He said, ‘To open the gate.’

  ‘For your house?’

  He shook his head: ‘To get out of prison. Back to Soweto.’

  ‘And those?’

  He touched the raised scars on his wrists but didn’t respond.

  ‘When did you do that?’ I pressed him.

  A shake of the head.

  ‘Did someone else do it to you?’ I asked.

  ‘No.’ He wouldn’t have allowed that to happen.

  I said, ‘Why did you do that?’

  Still no response.

  I changed tack, asking about the smudged words on his neck but he merely shrugged. My hand appeared onscreen giving him the vanity mirror I carried in my camera bag so that he could take a proper look at the marks. He glanced at his reflection but answered vaguely, which could mean that the tattoo was important but he didn’t want to discuss it, or it was a meaningless distraction that had killed a few hours in prison.

  ‘I am my own baas,’ he said at last. He held his wrists towards me: ‘I make this decision.’

  ‘You didn’t feel scared?’

  ‘Scared? This’ – he slapped both hands against his chest – ‘is mine. All of this.’

  ‘But you’re strong.

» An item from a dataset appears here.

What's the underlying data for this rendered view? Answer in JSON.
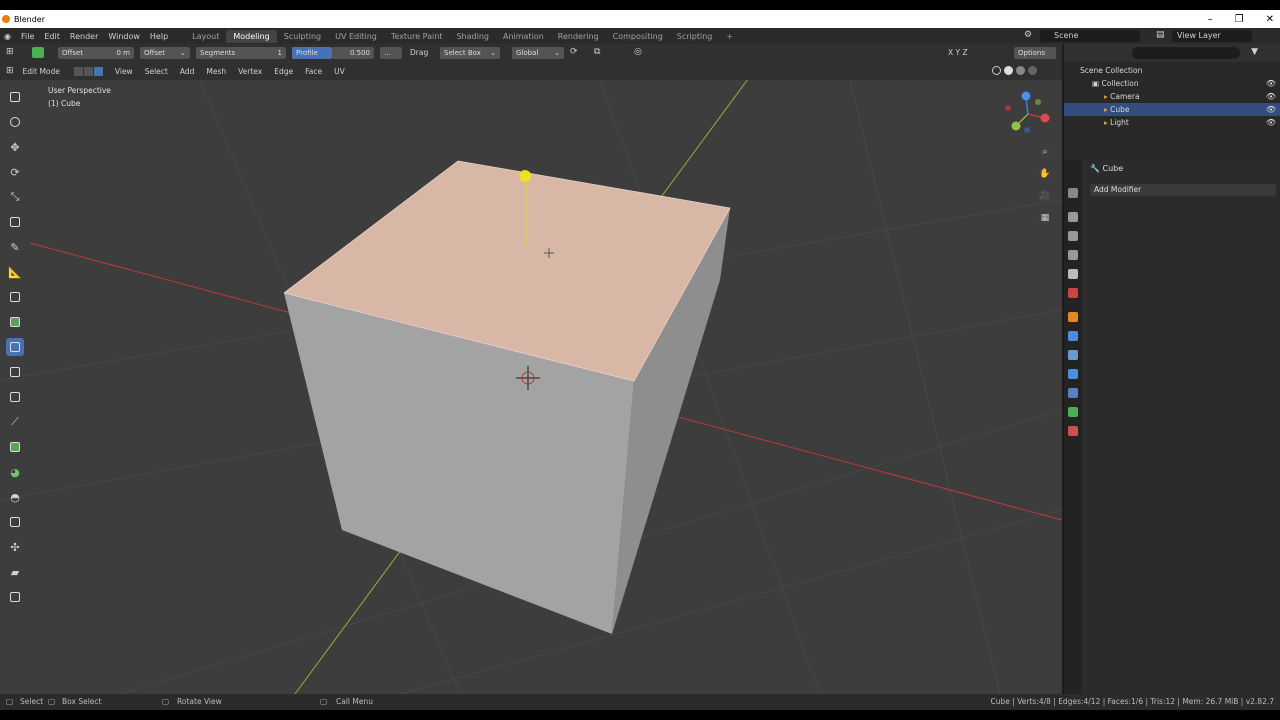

You have a good position in the gang.’

  ‘If they want to take too much, I will take it before them. I will do it again.’

  ‘No.’ My response was new to him.

  He said, ‘What?’

  ‘Never again.’

  ‘What?’

  ‘You must never do that. Some people care. It’s selfish. No matter what, it’s the most spiteful thing you can do.’

  I shut up because my words were exciting too much curiosity.

  —————

  Details of Lüderitz’s Herero graves were easy enough to find on the Web, but I was more interested in a particular burial site I’d come across in the book containing the Shark Island photos, and the boy in the hessian sack. The grave was in the sperrgebiet, which was how I came to be crouching on the crest of a dune even though I hadn’t applied for a permit. A sandy ocean of curved barchans extended in all directions to the horizon. In the distance Quinty’s torch lit his path over the dunes back to the B4. If the authorities caught me out here, I’d plead ignorance.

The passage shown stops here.